Joint Optimization of Savitzky-Golay Smoothing Models and Partial Least Squares Factors for Near-infrared Spectroscopic Analysis of Serum Glucose
10.3724/SP.J.1096.2010.00342
- VernacularTitle:血糖近红外光谱分析的Savitzky-Golay平滑模式与偏最小二乘法因子数的联合优选
- Author:
Jun XIE
;
Tao PAN
;
Jiemei CHEN
;
Huazhou CHEN
;
Xiaohuan REN
- Publication Type:Journal Article
- Keywords:
Serum glucose;
Near-infrared spectroscopy;
Partial least squares;
Savitzky-Golay smoothing;
Dividing calibration set and prediction set
- From:
Chinese Journal of Analytical Chemistry
2010;38(3):342-346
- CountryChina
- Language:Chinese
-
Abstract:
The optimal model for the near-infrared spectroscopic analysis of serum glucose was established by partial least squares(PLS) and Savitzky-Golay(SG) smoothing method. Based on the prediction effect of the optimal single wave number model, a new dividing method for calibration set and prediction set was given. The calibration and prediction models were established by PLS method adopting the combination bands of 10000-5300 cm~(-1) and 4920-4160 cm~(-1) with Savitizky-Golay(SG) smoothing.

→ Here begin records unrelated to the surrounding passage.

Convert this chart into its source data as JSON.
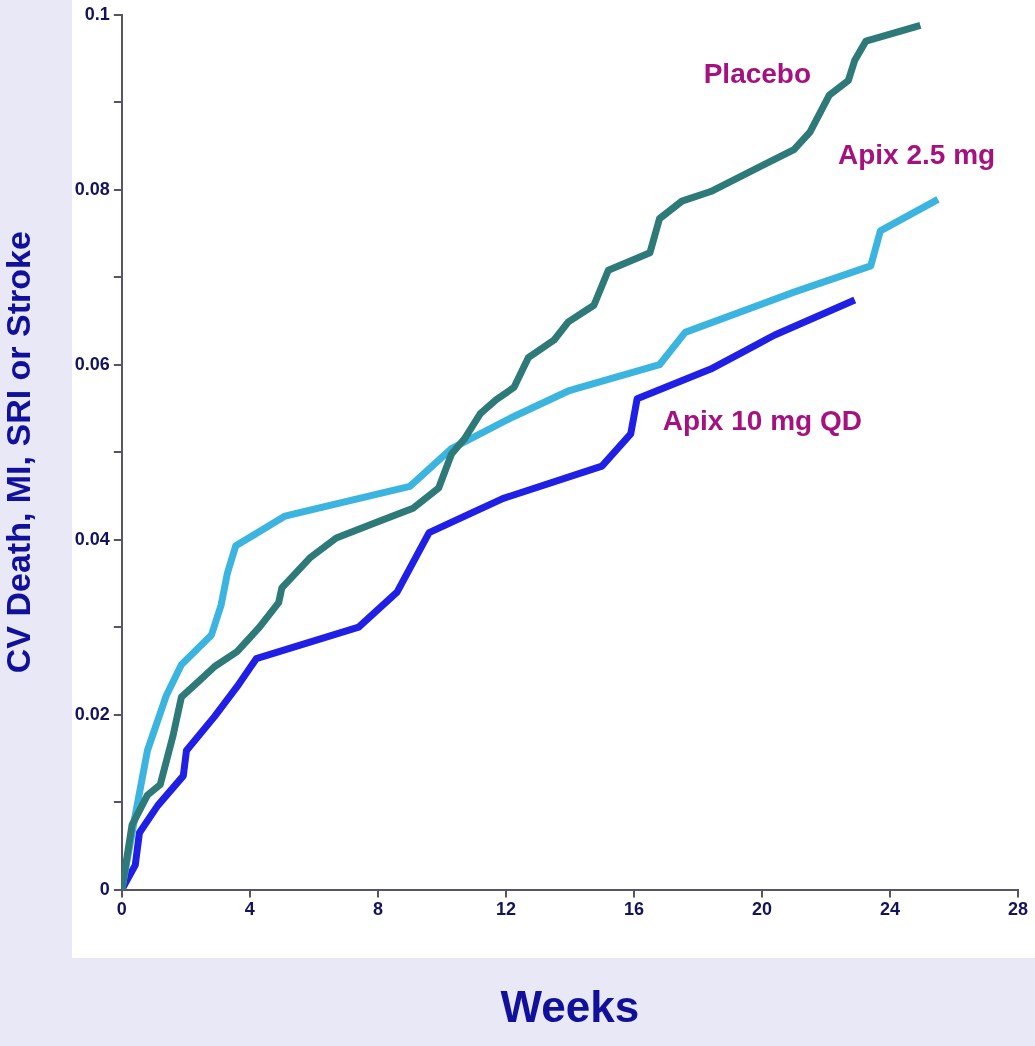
{
  "chart_data": {
    "type": "line",
    "xlabel": "Weeks",
    "ylabel": "CV Death, MI, SRI or Stroke",
    "xlim": [
      0,
      28
    ],
    "xticks": [
      0,
      4,
      8,
      12,
      16,
      20,
      24,
      28
    ],
    "ylim": [
      0,
      0.1
    ],
    "yticks": [
      0,
      {
        "value": 0.01,
        "label": null
      },
      0.02,
      {
        "value": 0.03,
        "label": null
      },
      0.04,
      {
        "value": 0.05,
        "label": null
      },
      0.06,
      {
        "value": 0.07,
        "label": null
      },
      0.08,
      {
        "value": 0.09,
        "label": null
      },
      0.1
    ],
    "grid": false,
    "legend": false,
    "marker": "none",
    "line_style": "solid",
    "series": [
      {
        "name": "Placebo",
        "color": "#2e7a78",
        "x": [
          0,
          0.32,
          0.8,
          1.2,
          1.6,
          1.86,
          2.4,
          2.9,
          3.6,
          4.3,
          4.9,
          5.0,
          5.9,
          6.7,
          7.9,
          9.1,
          9.9,
          10.3,
          10.7,
          11.2,
          11.7,
          12.25,
          12.7,
          13.5,
          13.95,
          14.75,
          15.2,
          16.5,
          16.8,
          17.5,
          18.4,
          21.0,
          21.5,
          22.1,
          22.7,
          22.9,
          23.25,
          24.95
        ],
        "values": [
          0,
          0.0074,
          0.0108,
          0.012,
          0.0176,
          0.022,
          0.0238,
          0.0255,
          0.0272,
          0.03,
          0.0328,
          0.0345,
          0.038,
          0.0402,
          0.0419,
          0.0436,
          0.0459,
          0.0498,
          0.0515,
          0.0544,
          0.056,
          0.0574,
          0.0608,
          0.0628,
          0.0649,
          0.0668,
          0.0708,
          0.0728,
          0.0767,
          0.0787,
          0.0798,
          0.0846,
          0.0866,
          0.0908,
          0.0925,
          0.0948,
          0.097,
          0.0988
        ]
      },
      {
        "name": "Apix 2.5 mg",
        "color": "#3bb4e0",
        "x": [
          0,
          0.42,
          0.8,
          1.38,
          1.86,
          2.8,
          3.1,
          3.3,
          3.56,
          5.1,
          9.0,
          10.3,
          12.2,
          13.95,
          16.8,
          17.6,
          21.0,
          23.4,
          23.7,
          25.5
        ],
        "values": [
          0,
          0.0085,
          0.0159,
          0.0221,
          0.0257,
          0.0291,
          0.0325,
          0.0362,
          0.0393,
          0.0427,
          0.0461,
          0.0504,
          0.054,
          0.057,
          0.06,
          0.0637,
          0.0683,
          0.0713,
          0.0753,
          0.0789
        ]
      },
      {
        "name": "Apix 10 mg QD",
        "color": "#1f1fe6",
        "x": [
          0,
          0.42,
          0.55,
          1.12,
          1.92,
          2.02,
          2.9,
          3.6,
          4.2,
          7.4,
          8.6,
          9.1,
          9.6,
          11.9,
          15.0,
          15.9,
          16.1,
          18.4,
          20.4,
          22.9
        ],
        "values": [
          0,
          0.0028,
          0.0065,
          0.0096,
          0.013,
          0.0159,
          0.0198,
          0.0232,
          0.0264,
          0.03,
          0.034,
          0.0374,
          0.0408,
          0.0447,
          0.0484,
          0.0521,
          0.0561,
          0.0595,
          0.0634,
          0.0674
        ]
      }
    ]
  }
}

By extending the number of smoothing points to 5, 7, ..., 87(odd) and polynomial degree to 2, 3, 4, 5, 6, fourteen smooth coefficient tables including 582 smooth modes were calculated. All PLS models corresponding to all smooth modes and all PLS factors(1-40) were constructed. The optimal model was selected by the prediction effect. And the derivation order was 1, the polynomial degree was 3 or 4, the number of smoothing points was 53, the optimal factor was 7 and the optimal RMSEP reach 0.376 mmol/L. The dividing method for calibration set and prediction set, the extending of SG smoothing modes, large-scale optimization combining SG smoothing modes and PLS factors can be effectively applied for the model optimization of near-infrared spectroscopic analysis.